We run ourselves ragged or we sacrifice for the sake of others leaving little for ourselves. I see this in the church all the time. Why do you think we have so many people suffering from burn out in our churches? Many of us don’t know how to say no when asked to do something because they don’t feel right doing that. I see this in parents as well, like in my own wife. She will spend every last penny she has on her kids but when it comes to her needing something she hesitates and usually goes without.

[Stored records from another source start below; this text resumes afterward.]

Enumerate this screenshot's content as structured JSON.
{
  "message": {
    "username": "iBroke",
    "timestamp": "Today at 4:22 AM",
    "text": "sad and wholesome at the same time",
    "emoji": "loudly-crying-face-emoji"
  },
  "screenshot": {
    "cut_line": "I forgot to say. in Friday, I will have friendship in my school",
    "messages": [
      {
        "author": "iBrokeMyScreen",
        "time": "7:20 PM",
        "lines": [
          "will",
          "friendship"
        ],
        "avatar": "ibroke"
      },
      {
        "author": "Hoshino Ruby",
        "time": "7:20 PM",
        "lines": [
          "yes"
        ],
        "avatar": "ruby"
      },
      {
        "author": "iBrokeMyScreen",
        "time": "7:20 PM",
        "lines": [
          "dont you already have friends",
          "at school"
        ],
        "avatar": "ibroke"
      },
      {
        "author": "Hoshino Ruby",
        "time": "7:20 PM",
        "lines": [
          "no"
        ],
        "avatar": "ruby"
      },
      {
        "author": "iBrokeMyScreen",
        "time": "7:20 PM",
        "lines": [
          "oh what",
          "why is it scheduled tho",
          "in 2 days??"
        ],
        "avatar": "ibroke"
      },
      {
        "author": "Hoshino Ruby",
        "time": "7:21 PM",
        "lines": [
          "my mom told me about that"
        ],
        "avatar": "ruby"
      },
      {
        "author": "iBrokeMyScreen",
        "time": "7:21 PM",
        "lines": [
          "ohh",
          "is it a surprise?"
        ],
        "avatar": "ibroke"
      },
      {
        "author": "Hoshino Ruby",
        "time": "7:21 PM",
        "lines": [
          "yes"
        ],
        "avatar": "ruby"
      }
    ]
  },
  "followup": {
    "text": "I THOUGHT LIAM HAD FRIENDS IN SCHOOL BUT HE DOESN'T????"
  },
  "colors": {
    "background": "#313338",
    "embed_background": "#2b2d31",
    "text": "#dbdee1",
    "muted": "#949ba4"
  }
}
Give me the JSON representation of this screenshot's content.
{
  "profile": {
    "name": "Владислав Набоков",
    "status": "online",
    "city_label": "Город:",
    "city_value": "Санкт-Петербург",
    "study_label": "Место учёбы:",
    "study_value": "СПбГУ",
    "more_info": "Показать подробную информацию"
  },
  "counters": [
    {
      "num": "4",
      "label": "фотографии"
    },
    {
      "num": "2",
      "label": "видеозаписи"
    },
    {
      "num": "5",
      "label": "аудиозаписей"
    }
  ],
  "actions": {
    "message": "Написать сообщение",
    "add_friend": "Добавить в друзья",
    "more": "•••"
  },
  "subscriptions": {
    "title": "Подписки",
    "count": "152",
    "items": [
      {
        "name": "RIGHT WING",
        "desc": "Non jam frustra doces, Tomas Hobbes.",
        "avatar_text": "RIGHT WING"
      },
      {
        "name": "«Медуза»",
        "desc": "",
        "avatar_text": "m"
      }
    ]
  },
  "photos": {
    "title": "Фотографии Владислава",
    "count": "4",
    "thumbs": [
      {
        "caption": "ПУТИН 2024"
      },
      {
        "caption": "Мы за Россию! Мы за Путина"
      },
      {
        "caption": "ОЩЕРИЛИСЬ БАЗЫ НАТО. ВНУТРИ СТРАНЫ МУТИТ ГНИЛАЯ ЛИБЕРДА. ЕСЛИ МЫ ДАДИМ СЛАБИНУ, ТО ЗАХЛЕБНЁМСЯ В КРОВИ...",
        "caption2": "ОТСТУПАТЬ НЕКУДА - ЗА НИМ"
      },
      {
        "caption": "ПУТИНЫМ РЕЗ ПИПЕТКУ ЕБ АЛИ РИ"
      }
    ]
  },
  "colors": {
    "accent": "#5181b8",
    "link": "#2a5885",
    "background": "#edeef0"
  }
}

Look, clearly we have lots of reasons why we have trouble stopping and smelling the roses, more than I can mention in a single sermon. I didn’t even get to things like ego and pride. But stopping to smell the roses, taking a Sabbath, following God’s lead on that seventh day of creation to enjoy life’s simple pleasures, is essential to who we were created to be. When we don’t, we are not being fully human, we are not being fully God’s creation. It’s like buying an action figure and then not opening it because it might be worth more money someday? What?
When I bought Star Wars action figures, “for my kids”, we played with them! That’s what they were made for! I’d probably have a small fortune if I left all my childhood action figures in their packaging but I wouldn’t have the wonderful memories of playing with them, that sparked my young imagination each time, and I probably wouldn’t be a fan today. It’s what they were made for.
We were created to enjoy life. We were created to stop and smell the roses. It’s ok! There’s no need to feel guilty, or lazy, or unworthy, and there’s certainly no need to be a hero or a martyr. And if that sounds a bit self-indulgent, remember, this is part two of a three-part series on Sabbath. Next week, it’s gonna be a whole different story when it comes to Sabbath. But for now, enjoy life’s simple pleasures, stop and smell the roses, take your toys out of their packaging and play with them, that’s what they were created for. It’s what you were created for. Thanks be to God. Amen.